"We hardly need to be reminded that we are living in an age of confusion — a lot of us have traded in our beliefs for bitterness and cynicism or for a heavy package of despair, or even a quivering portion of hysteria.Opinions can be picked up cheap in the market place while such commodities as courage and fortitude and faith are in alarmingly short supply."Edward R. Murrow
14 January 2015
Gold Daily and Silver Weekly Charts - Same As It Ever Was
Certainly sounds like a description for today, doesn't it?
The concept of alienation is nothing new, resounding throughout various authors and schools of literature from even the ancient classical period. We are strangers in a strange land.
In its most recent manifestation, in philosophers like Hegel, Marx, and Rousseau, it is the idea that in the past people lived in harmony, in a sort of natural state, and then the structures of production and civilisation caused people to feel disassociated, separated from the fabric of their own world grown to large for interaction, separated from their fellow men, and ultimately from creation itself.

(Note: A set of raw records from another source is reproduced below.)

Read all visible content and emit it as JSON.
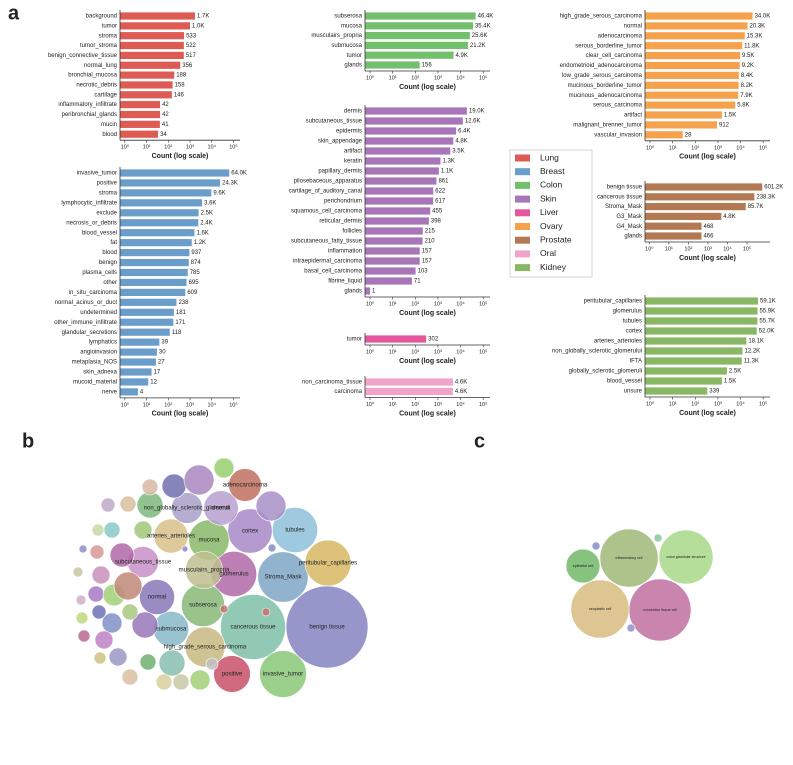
{
  "panel_labels": [
    "a",
    "b",
    "c"
  ],
  "chart_data": [
    {
      "type": "bar",
      "orientation": "horizontal",
      "log_scale_x": true,
      "xlabel": "Count (log scale)",
      "categories": [
        "background",
        "tumor",
        "stroma",
        "tumor_stroma",
        "benign_connective_tissue",
        "normal_lung",
        "bronchial_mucosa",
        "necrotic_debris",
        "cartilage",
        "inflammatory_infiltrate",
        "peribronchial_glands",
        "mucin",
        "blood"
      ],
      "series": [
        {
          "name": "Lung",
          "color": "#dd5b52",
          "values": [
            1700,
            1000,
            533,
            522,
            517,
            356,
            188,
            158,
            146,
            42,
            42,
            41,
            34
          ],
          "value_labels": [
            "1.7K",
            "1.0K",
            "533",
            "522",
            "517",
            "356",
            "188",
            "158",
            "146",
            "42",
            "42",
            "41",
            "34"
          ]
        }
      ],
      "xlim": [
        0.6,
        200000
      ],
      "xticks": [
        {
          "value": 1,
          "label": "10⁰"
        },
        {
          "value": 10,
          "label": "10¹"
        },
        {
          "value": 100,
          "label": "10²"
        },
        {
          "value": 1000,
          "label": "10³"
        },
        {
          "value": 10000,
          "label": "10⁴"
        },
        {
          "value": 100000,
          "label": "10⁵"
        }
      ]
    },
    {
      "type": "bar",
      "orientation": "horizontal",
      "log_scale_x": true,
      "xlabel": "Count (log scale)",
      "categories": [
        "invasive_tumor",
        "positive",
        "stroma",
        "lymphocytic_infiltrate",
        "exclude",
        "necrosis_or_debris",
        "blood_vessel",
        "fat",
        "blood",
        "benign",
        "plasma_cells",
        "other",
        "in_situ_carcinoma",
        "normal_acinus_or_duct",
        "undetermined",
        "other_immune_infiltrate",
        "glandular_secretions",
        "lymphatics",
        "angioinvasion",
        "metaplasia_NOS",
        "skin_adnexa",
        "mucoid_material",
        "nerve"
      ],
      "series": [
        {
          "name": "Breast",
          "color": "#6b9dcb",
          "values": [
            64000,
            24300,
            9600,
            3600,
            2500,
            2400,
            1600,
            1200,
            937,
            874,
            785,
            695,
            609,
            238,
            181,
            171,
            118,
            39,
            30,
            27,
            17,
            12,
            4
          ],
          "value_labels": [
            "64.0K",
            "24.3K",
            "9.6K",
            "3.6K",
            "2.5K",
            "2.4K",
            "1.6K",
            "1.2K",
            "937",
            "874",
            "785",
            "695",
            "609",
            "238",
            "181",
            "171",
            "118",
            "39",
            "30",
            "27",
            "17",
            "12",
            "4"
          ]
        }
      ],
      "xlim": [
        0.6,
        200000
      ],
      "xticks": [
        {
          "value": 1,
          "label": "10⁰"
        },
        {
          "value": 10,
          "label": "10¹"
        },
        {
          "value": 100,
          "label": "10²"
        },
        {
          "value": 1000,
          "label": "10³"
        },
        {
          "value": 10000,
          "label": "10⁴"
        },
        {
          "value": 100000,
          "label": "10⁵"
        }
      ]
    },
    {
      "type": "bar",
      "orientation": "horizontal",
      "log_scale_x": true,
      "xlabel": "Count (log scale)",
      "categories": [
        "subserosa",
        "mucosa",
        "musculairs_propria",
        "submucosa",
        "tumor",
        "glands"
      ],
      "series": [
        {
          "name": "Colon",
          "color": "#72bf6c",
          "values": [
            46400,
            35400,
            25600,
            21200,
            4900,
            156
          ],
          "value_labels": [
            "46.4K",
            "35.4K",
            "25.6K",
            "21.2K",
            "4.9K",
            "156"
          ]
        }
      ],
      "xlim": [
        0.6,
        200000
      ],
      "xticks": [
        {
          "value": 1,
          "label": "10⁰"
        },
        {
          "value": 10,
          "label": "10¹"
        },
        {
          "value": 100,
          "label": "10²"
        },
        {
          "value": 1000,
          "label": "10³"
        },
        {
          "value": 10000,
          "label": "10⁴"
        },
        {
          "value": 100000,
          "label": "10⁵"
        }
      ]
    },
    {
      "type": "bar",
      "orientation": "horizontal",
      "log_scale_x": true,
      "xlabel": "Count (log scale)",
      "categories": [
        "dermis",
        "subcutaneous_tissue",
        "epidermis",
        "skin_appendage",
        "artifact",
        "keratin",
        "papillary_dermis",
        "pilosebaceous_apparatus",
        "cartilage_of_auditory_canal",
        "perichondrium",
        "squamous_cell_carcinoma",
        "reticular_dermis",
        "follicles",
        "subcutaneous_fatty_tissue",
        "inflammation",
        "intraepidermal_carcinoma",
        "basal_cell_carcinoma",
        "fibrine_liquid",
        "glands"
      ],
      "series": [
        {
          "name": "Skin",
          "color": "#a975b9",
          "values": [
            19000,
            12600,
            6400,
            4800,
            3500,
            1300,
            1100,
            861,
            622,
            617,
            455,
            398,
            215,
            210,
            157,
            157,
            103,
            71,
            1
          ],
          "value_labels": [
            "19.0K",
            "12.6K",
            "6.4K",
            "4.8K",
            "3.5K",
            "1.3K",
            "1.1K",
            "861",
            "622",
            "617",
            "455",
            "398",
            "215",
            "210",
            "157",
            "157",
            "103",
            "71",
            "1"
          ]
        }
      ],
      "xlim": [
        0.6,
        200000
      ],
      "xticks": [
        {
          "value": 1,
          "label": "10⁰"
        },
        {
          "value": 10,
          "label": "10¹"
        },
        {
          "value": 100,
          "label": "10²"
        },
        {
          "value": 1000,
          "label": "10³"
        },
        {
          "value": 10000,
          "label": "10⁴"
        },
        {
          "value": 100000,
          "label": "10⁵"
        }
      ]
    },
    {
      "type": "bar",
      "orientation": "horizontal",
      "log_scale_x": true,
      "xlabel": "Count (log scale)",
      "categories": [
        "tumor"
      ],
      "series": [
        {
          "name": "Liver",
          "color": "#e5579b",
          "values": [
            302
          ],
          "value_labels": [
            "302"
          ]
        }
      ],
      "xlim": [
        0.6,
        200000
      ],
      "xticks": [
        {
          "value": 1,
          "label": "10⁰"
        },
        {
          "value": 10,
          "label": "10¹"
        },
        {
          "value": 100,
          "label": "10²"
        },
        {
          "value": 1000,
          "label": "10³"
        },
        {
          "value": 10000,
          "label": "10⁴"
        },
        {
          "value": 100000,
          "label": "10⁵"
        }
      ]
    },
    {
      "type": "bar",
      "orientation": "horizontal",
      "log_scale_x": true,
      "xlabel": "Count (log scale)",
      "categories": [
        "high_grade_serous_carcinoma",
        "normal",
        "adenocarcinoma",
        "serous_borderline_tumor",
        "clear_cell_carcinoma",
        "endometrioid_adenocarcinoma",
        "low_grade_serous_carcinoma",
        "mucinous_borderline_tumor",
        "mucinous_adenocarcinoma",
        "serous_carcinoma",
        "artifact",
        "malignant_brenner_tumor",
        "vascular_invasion"
      ],
      "series": [
        {
          "name": "Ovary",
          "color": "#f6a24c",
          "values": [
            34000,
            20300,
            15300,
            11800,
            9500,
            9200,
            8400,
            8200,
            7900,
            5800,
            1500,
            912,
            28
          ],
          "value_labels": [
            "34.0K",
            "20.3K",
            "15.3K",
            "11.8K",
            "9.5K",
            "9.2K",
            "8.4K",
            "8.2K",
            "7.9K",
            "5.8K",
            "1.5K",
            "912",
            "28"
          ]
        }
      ],
      "xlim": [
        0.6,
        200000
      ],
      "xticks": [
        {
          "value": 1,
          "label": "10⁰"
        },
        {
          "value": 10,
          "label": "10¹"
        },
        {
          "value": 100,
          "label": "10²"
        },
        {
          "value": 1000,
          "label": "10³"
        },
        {
          "value": 10000,
          "label": "10⁴"
        },
        {
          "value": 100000,
          "label": "10⁵"
        }
      ]
    },
    {
      "type": "bar",
      "orientation": "horizontal",
      "log_scale_x": true,
      "xlabel": "Count (log scale)",
      "categories": [
        "benign tissue",
        "cancerous tissue",
        "Stroma_Mask",
        "G3_Mask",
        "G4_Mask",
        "glands"
      ],
      "series": [
        {
          "name": "Prostate",
          "color": "#b37952",
          "values": [
            601200,
            238300,
            85700,
            4800,
            468,
            466
          ],
          "value_labels": [
            "601.2K",
            "238.3K",
            "85.7K",
            "4.8K",
            "468",
            "466"
          ]
        }
      ],
      "xlim": [
        0.6,
        1500000
      ],
      "xticks": [
        {
          "value": 1,
          "label": "10⁰"
        },
        {
          "value": 10,
          "label": "10¹"
        },
        {
          "value": 100,
          "label": "10²"
        },
        {
          "value": 1000,
          "label": "10³"
        },
        {
          "value": 10000,
          "label": "10⁴"
        },
        {
          "value": 100000,
          "label": "10⁵"
        }
      ]
    },
    {
      "type": "bar",
      "orientation": "horizontal",
      "log_scale_x": true,
      "xlabel": "Count (log scale)",
      "categories": [
        "non_carcinoma_tissue",
        "carcinoma"
      ],
      "series": [
        {
          "name": "Oral",
          "color": "#f1a3c9",
          "values": [
            4600,
            4600
          ],
          "value_labels": [
            "4.6K",
            "4.6K"
          ]
        }
      ],
      "xlim": [
        0.6,
        200000
      ],
      "xticks": [
        {
          "value": 1,
          "label": "10⁰"
        },
        {
          "value": 10,
          "label": "10¹"
        },
        {
          "value": 100,
          "label": "10²"
        },
        {
          "value": 1000,
          "label": "10³"
        },
        {
          "value": 10000,
          "label": "10⁴"
        },
        {
          "value": 100000,
          "label": "10⁵"
        }
      ]
    },
    {
      "type": "bar",
      "orientation": "horizontal",
      "log_scale_x": true,
      "xlabel": "Count (log scale)",
      "categories": [
        "peritubular_capillaries",
        "glomerulus",
        "tubules",
        "cortex",
        "arteries_arterioles",
        "non_globally_sclerotic_glomerului",
        "IFTA",
        "globally_sclerotic_glomeruli",
        "blood_vessel",
        "unsure"
      ],
      "series": [
        {
          "name": "Kidney",
          "color": "#88b864",
          "values": [
            59100,
            55900,
            55700,
            52000,
            18100,
            12200,
            11300,
            2500,
            1500,
            339
          ],
          "value_labels": [
            "59.1K",
            "55.9K",
            "55.7K",
            "52.0K",
            "18.1K",
            "12.2K",
            "11.3K",
            "2.5K",
            "1.5K",
            "339"
          ]
        }
      ],
      "xlim": [
        0.6,
        200000
      ],
      "xticks": [
        {
          "value": 1,
          "label": "10⁰"
        },
        {
          "value": 10,
          "label": "10¹"
        },
        {
          "value": 100,
          "label": "10²"
        },
        {
          "value": 1000,
          "label": "10³"
        },
        {
          "value": 10000,
          "label": "10⁴"
        },
        {
          "value": 100000,
          "label": "10⁵"
        }
      ]
    },
    {
      "type": "packed_bubble",
      "categories": [
        "benign tissue",
        "cancerous tissue",
        "Stroma_Mask",
        "invasive_tumor",
        "peritubular_capillaries",
        "glomerulus",
        "tubules",
        "subserosa",
        "cortex",
        "mucosa",
        "high_grade_serous_carcinoma",
        "musculairs_propria",
        "positive",
        "submucosa",
        "normal",
        "dermis",
        "arteries_arterioles",
        "adenocarcinoma",
        "subcutaneous_tissue",
        "non_globally_sclerotic_glomeruli",
        null,
        null,
        null,
        null,
        null,
        null,
        null,
        null,
        null,
        null,
        null,
        null,
        null,
        null,
        null,
        null,
        null,
        null,
        null,
        null,
        null,
        null,
        null,
        null,
        null,
        null,
        null,
        null,
        null,
        null,
        null,
        null,
        null,
        null,
        null,
        null,
        null,
        null,
        null,
        null
      ],
      "values": [
        601200,
        238300,
        85700,
        64000,
        59100,
        55900,
        55700,
        46400,
        52000,
        35400,
        34000,
        25600,
        24300,
        21200,
        20300,
        19000,
        18100,
        15300,
        12600,
        12200,
        870,
        511,
        870,
        276,
        511,
        54,
        133,
        1396,
        870,
        133,
        511,
        2130,
        276,
        1396,
        276,
        1396,
        870,
        276,
        870,
        2130,
        6080,
        870,
        870,
        3100,
        276,
        8170,
        4410,
        1396,
        6080,
        4410,
        10770,
        870,
        2130,
        10770,
        54,
        17,
        54,
        54,
        6080,
        870
      ],
      "colors": [
        "#8484c2",
        "#7fbfa8",
        "#7ea6c6",
        "#88c878",
        "#d6b862",
        "#b06aa8",
        "#8ec0d8",
        "#88b878",
        "#a888c8",
        "#88b868",
        "#c8b880",
        "#c0c090",
        "#c85068",
        "#88b8c8",
        "#8878b8",
        "#b8a0d0",
        "#d8c088",
        "#c07060",
        "#c890c8",
        "#a8a0c8",
        "#d8c0a0",
        "#c0a8c8",
        "#88c8c8",
        "#c8d8a8",
        "#d89898",
        "#9090c0",
        "#c8c8a0",
        "#c890b8",
        "#a878c8",
        "#d0b0c8",
        "#7070b8",
        "#8090c8",
        "#c0d880",
        "#c080c8",
        "#b86890",
        "#9898c8",
        "#d8c0a0",
        "#d0c080",
        "#70b070",
        "#a0d078",
        "#88c0b0",
        "#d8d0a0",
        "#c8c8a8",
        "#a0d078",
        "#c0c0c0",
        "#c08878",
        "#b068a8",
        "#a0c878",
        "#7cb87c",
        "#7070b0",
        "#a888c0",
        "#d8b8a8",
        "#98d070",
        "#a890c8",
        "#c87070",
        "#8888c8",
        "#8888c8",
        "#c87070",
        "#9878b8",
        "#a8c880"
      ]
    },
    {
      "type": "packed_bubble",
      "categories": [
        "connective tissue cell",
        "inflammatory cell",
        "neoplastic cell",
        "colon glandular structure",
        "epithelial cell",
        null,
        null,
        null
      ],
      "values": [
        100,
        88,
        88,
        76,
        30,
        1.7,
        1.7,
        1.7
      ],
      "colors": [
        "#c070a0",
        "#a0b878",
        "#d8bc80",
        "#a8d888",
        "#70b868",
        "#8090c8",
        "#88c8a0",
        "#9090c8"
      ]
    }
  ]
}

We fantasize about the naturally good and brave pioneer, hands deep into the soil, living harmoniously with the land and the animals, with a natural kindliness and spirit of cooperation with others.
I have come to believe that this is nothing more than an echo of the transition from child to adolescent, and from adolescent to adult.
Readers see the above quote and say, 'yes this is how it is.' But they forget that this is how Edward R. Murrow was describing things in the so called golden days of the 1950s, which I remember reasonably well, and that were anything but placid and golden. They were filled with turmoil, tension, and fear, that gave way to the youth revulsion, rejection, and revolution and of the Sixties.
Each generation grows up and faces the challenges of adulthood, and they seem new to them, especially if they have no real sense of history. And this phenomenon can be exacerbated if the demographics favor a generation with larger than usual numbers.
The main difference is that it is our generation's turn to carry the baton, and burdens, of history. And so we must brace ourselves for our duty, both large and small.
We can take some comfort from this, and some equanimity from this when the thought leaders attempt to sow fear, cynicism and confusion in the public.
Terrorists, bomber, civil unrest, economic collapses, corruption and anarchists? Read some of the less glamorous history of your own country and see what the last two generations faced.
There is nothing really new under the sun, and 'modern' and 'new eras' are too often old cons and misbehaviours in different sounding wrapping. Read the quotes from Wendell Berry in the stock commentary below this posting. He cuts to the heart of our problem. We think it is all new, when it is the same, age old struggle between the common good and private privilege, between justice and corruption and the need for like minded good people to associate for their own mutual protection.
The Banks must be restrained, and the financial system reformed, with balance restored to the economy, before there can be any sustainable recovery.